Despite the contribution of HPV infection in p16 expression, it appears that HPV-related changes in p16 expression occurs independent of p16 promoter methylation status (Fig. 3). Lack of influence of HPV infection on methylation status of p16 gene in tumors attest to this finding (Fig. 3b).

These data suggest that HPV16/HPV18 may play important role in the pathogenesis of OSCC by activation of p16 expression [23]. The role of HPV in development of OSCC is justified by showing that the over expression of p16 is due to the presence of transformed HPV genome in tissues [39]. The association of p16 expression with HPV infection in oral and cervical cancers revealed that HPV acts through E7 oncoprotein from high risk HPV which can bind retinoblastoma (Rb) leading to inhibition of Rb-E2F complex formation [40, 41]). As a consequence, the free E2F in absence of the complex with Rb can facilitate p16 gene transcription in malignant tissues [42]. The impact of different genetic mutations in p16 gene on changes in the rate of p16 expression in HNSCC with emphasize on HPV infection has been outlined in The Cancer Genome Atlas Network [43].
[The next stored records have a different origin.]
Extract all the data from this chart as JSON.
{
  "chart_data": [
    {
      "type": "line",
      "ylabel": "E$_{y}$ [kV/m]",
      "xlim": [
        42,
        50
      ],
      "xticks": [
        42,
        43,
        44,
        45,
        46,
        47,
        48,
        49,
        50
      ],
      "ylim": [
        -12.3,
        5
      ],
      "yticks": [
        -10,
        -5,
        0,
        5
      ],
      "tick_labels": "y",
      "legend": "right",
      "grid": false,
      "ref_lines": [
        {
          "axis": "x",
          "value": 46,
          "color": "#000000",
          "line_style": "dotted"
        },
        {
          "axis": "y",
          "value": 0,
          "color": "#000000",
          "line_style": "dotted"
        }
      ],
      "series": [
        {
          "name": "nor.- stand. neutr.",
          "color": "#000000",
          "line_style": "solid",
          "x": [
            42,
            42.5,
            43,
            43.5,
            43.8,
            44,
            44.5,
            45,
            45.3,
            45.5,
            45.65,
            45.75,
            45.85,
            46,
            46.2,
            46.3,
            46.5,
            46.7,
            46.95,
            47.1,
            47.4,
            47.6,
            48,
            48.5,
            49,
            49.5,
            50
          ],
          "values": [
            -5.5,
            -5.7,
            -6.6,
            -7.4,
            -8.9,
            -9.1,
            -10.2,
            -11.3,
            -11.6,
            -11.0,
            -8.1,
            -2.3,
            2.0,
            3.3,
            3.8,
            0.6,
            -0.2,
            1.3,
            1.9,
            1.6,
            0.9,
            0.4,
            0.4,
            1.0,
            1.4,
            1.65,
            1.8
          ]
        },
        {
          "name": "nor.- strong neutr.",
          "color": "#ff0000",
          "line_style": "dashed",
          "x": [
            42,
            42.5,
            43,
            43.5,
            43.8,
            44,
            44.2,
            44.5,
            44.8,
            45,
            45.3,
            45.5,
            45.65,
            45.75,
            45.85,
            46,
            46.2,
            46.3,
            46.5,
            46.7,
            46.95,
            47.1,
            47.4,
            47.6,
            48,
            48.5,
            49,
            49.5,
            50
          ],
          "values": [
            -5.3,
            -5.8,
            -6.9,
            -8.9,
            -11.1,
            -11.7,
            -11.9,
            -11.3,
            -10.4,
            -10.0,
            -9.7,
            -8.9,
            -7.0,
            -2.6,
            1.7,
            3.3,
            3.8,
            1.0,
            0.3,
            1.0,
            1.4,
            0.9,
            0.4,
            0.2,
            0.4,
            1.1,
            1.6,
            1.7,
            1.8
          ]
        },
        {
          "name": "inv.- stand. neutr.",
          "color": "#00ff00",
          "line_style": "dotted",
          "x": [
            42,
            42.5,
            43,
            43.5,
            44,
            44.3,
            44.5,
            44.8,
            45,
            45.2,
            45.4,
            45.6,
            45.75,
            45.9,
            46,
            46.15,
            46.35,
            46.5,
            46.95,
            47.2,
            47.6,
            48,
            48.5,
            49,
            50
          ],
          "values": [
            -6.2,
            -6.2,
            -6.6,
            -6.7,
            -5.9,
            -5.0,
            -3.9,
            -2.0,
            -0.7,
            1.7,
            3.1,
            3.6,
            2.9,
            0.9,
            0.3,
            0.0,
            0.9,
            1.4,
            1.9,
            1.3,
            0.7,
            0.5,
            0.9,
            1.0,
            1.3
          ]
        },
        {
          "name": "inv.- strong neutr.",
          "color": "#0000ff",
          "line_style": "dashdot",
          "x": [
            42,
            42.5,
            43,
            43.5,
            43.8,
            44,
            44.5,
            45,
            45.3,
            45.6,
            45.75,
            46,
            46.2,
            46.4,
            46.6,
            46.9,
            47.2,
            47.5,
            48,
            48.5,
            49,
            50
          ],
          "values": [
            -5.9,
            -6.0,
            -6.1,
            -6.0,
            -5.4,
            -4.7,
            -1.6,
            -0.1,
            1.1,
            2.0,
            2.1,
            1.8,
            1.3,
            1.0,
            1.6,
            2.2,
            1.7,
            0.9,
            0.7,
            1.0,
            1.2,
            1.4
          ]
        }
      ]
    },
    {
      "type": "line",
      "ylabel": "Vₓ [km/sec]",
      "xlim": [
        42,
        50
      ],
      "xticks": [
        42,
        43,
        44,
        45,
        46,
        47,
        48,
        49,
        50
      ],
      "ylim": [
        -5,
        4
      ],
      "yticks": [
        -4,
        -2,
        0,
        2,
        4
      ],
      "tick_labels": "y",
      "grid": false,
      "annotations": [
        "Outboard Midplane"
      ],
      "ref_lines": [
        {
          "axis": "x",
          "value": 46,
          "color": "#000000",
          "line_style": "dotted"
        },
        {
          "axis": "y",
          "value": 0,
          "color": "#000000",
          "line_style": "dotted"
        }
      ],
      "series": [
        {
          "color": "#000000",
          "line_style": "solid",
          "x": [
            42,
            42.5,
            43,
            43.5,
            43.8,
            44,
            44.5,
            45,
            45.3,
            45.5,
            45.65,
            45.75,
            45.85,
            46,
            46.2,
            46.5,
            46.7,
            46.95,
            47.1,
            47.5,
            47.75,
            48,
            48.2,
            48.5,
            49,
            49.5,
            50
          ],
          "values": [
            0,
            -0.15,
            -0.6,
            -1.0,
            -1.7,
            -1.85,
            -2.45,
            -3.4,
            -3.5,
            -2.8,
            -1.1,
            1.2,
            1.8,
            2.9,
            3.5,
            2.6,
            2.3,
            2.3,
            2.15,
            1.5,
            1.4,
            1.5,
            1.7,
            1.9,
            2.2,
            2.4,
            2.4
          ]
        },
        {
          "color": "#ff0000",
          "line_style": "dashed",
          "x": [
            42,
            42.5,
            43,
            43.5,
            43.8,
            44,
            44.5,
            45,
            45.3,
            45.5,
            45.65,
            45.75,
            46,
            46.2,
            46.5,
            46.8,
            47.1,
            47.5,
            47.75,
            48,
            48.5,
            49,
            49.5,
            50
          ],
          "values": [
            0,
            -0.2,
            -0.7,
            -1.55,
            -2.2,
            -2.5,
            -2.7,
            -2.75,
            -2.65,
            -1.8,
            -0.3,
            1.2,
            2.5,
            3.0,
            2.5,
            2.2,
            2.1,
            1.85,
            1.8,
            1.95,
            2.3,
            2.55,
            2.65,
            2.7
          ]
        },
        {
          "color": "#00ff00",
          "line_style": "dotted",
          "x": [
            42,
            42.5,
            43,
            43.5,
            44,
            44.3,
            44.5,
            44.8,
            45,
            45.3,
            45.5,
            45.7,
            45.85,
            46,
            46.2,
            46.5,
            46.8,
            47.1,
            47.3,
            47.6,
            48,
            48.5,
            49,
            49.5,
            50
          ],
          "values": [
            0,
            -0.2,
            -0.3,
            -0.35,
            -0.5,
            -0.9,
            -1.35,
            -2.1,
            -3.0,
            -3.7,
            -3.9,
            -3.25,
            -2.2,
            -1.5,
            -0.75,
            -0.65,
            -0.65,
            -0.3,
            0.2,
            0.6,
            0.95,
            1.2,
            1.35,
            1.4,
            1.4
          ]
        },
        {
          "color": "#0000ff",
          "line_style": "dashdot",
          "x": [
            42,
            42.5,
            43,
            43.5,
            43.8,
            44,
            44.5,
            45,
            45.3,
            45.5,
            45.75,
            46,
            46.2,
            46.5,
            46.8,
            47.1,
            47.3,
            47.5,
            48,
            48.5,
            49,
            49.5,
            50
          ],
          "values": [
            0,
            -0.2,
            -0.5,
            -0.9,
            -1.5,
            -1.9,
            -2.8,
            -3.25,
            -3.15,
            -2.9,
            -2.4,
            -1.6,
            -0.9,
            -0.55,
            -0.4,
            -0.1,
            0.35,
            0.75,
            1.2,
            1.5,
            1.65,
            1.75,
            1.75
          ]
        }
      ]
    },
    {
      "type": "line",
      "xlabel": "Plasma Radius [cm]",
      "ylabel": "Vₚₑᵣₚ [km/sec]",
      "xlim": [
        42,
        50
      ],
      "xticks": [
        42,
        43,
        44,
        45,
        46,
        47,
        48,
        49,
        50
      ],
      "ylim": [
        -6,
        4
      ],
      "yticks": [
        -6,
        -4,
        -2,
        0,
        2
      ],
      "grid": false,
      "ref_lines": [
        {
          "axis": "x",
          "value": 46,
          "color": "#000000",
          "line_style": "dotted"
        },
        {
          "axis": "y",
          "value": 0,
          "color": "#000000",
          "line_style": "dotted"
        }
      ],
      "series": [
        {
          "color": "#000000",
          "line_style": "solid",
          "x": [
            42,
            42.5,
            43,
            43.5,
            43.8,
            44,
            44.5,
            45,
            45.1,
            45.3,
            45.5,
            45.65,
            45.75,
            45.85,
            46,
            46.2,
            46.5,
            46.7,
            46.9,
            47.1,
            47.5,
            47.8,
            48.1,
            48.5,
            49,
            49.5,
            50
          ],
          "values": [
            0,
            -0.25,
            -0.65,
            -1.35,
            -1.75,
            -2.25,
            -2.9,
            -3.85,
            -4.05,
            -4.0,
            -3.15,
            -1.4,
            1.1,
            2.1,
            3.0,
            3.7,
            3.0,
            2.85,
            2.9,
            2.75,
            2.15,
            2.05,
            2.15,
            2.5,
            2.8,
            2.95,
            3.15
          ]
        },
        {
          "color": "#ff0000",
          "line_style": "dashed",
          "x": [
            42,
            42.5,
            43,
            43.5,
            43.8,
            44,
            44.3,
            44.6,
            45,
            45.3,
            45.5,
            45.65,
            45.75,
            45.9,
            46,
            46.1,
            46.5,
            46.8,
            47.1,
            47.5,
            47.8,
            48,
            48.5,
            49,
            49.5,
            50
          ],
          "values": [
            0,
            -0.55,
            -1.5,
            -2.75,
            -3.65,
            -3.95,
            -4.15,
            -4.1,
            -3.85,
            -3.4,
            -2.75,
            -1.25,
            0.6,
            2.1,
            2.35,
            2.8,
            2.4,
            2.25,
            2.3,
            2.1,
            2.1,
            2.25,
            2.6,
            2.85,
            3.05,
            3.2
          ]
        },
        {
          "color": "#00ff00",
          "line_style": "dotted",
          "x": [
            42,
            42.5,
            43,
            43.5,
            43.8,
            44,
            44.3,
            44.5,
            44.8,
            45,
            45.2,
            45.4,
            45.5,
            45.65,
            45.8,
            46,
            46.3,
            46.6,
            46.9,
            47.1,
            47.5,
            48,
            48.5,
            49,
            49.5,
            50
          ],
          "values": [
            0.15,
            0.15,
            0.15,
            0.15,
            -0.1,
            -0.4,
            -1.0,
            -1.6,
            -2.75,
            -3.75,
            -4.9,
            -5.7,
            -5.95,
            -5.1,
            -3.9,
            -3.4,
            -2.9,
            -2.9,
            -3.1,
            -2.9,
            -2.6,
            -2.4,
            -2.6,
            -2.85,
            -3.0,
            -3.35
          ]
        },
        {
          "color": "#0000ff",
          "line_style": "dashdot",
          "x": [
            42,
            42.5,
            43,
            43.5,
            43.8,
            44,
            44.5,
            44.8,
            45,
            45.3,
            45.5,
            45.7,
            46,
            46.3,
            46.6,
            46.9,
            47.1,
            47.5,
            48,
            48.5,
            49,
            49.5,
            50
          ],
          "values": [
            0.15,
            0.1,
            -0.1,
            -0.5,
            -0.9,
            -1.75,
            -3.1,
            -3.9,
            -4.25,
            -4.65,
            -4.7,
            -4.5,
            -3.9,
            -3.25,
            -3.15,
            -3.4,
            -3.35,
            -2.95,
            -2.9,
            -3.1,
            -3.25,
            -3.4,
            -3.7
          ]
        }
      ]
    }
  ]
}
In regard to the tumor progression and the p16 expression and methylation in OSCC, it was demonstrated that the p16 gene expression and p16 promoter methylation status were dependent on tumor stage (III/IV) and pathological grade (MD/PD) (Table 3 and Fig. 1c). The expression of p16 gene (QPCR assay) was significantly lower (60%, P < 0.05) in higher histological grade of tumors (stage III/IV and grade MD/PD) compared to that measured in biopsies from normal gum tissues (Fig. 1c, d). As it was expected, p16 promoter methylation status in MD and PD tumors was significantly higher than that of normal samples, suggesting that higher grades of tumors are more vulnerable to hypermethylation. This data support the finding of Shaw et al. (2013) which showed that higher frequency of p16 methylation in OSCC patient occurs mainly in MD/PD tumors [44].

In conclusion, our results clearly showed a correlation between p16 expression and promoter methylation in low and high grades OSCC. The influence of factors such as HPV infection and smoking habit is not ruled out in this event. It appears that tumor progression is partially attributed to down-regulation of the p16, and it appears that the influence of HPV infection and cigarette smoking on p16 expression is independent of its promoter methylation.

Despite the significant difference in p16 methylation and expression in HPV positive patients and the smoker cases, this study further suggest that P16 status is useful for classifying patients with OSCC and for influencing treatment strategies in accordance with this classification. Moreover, targeting the upregulation of p16 in cancer patients could be a promising therapeutic option.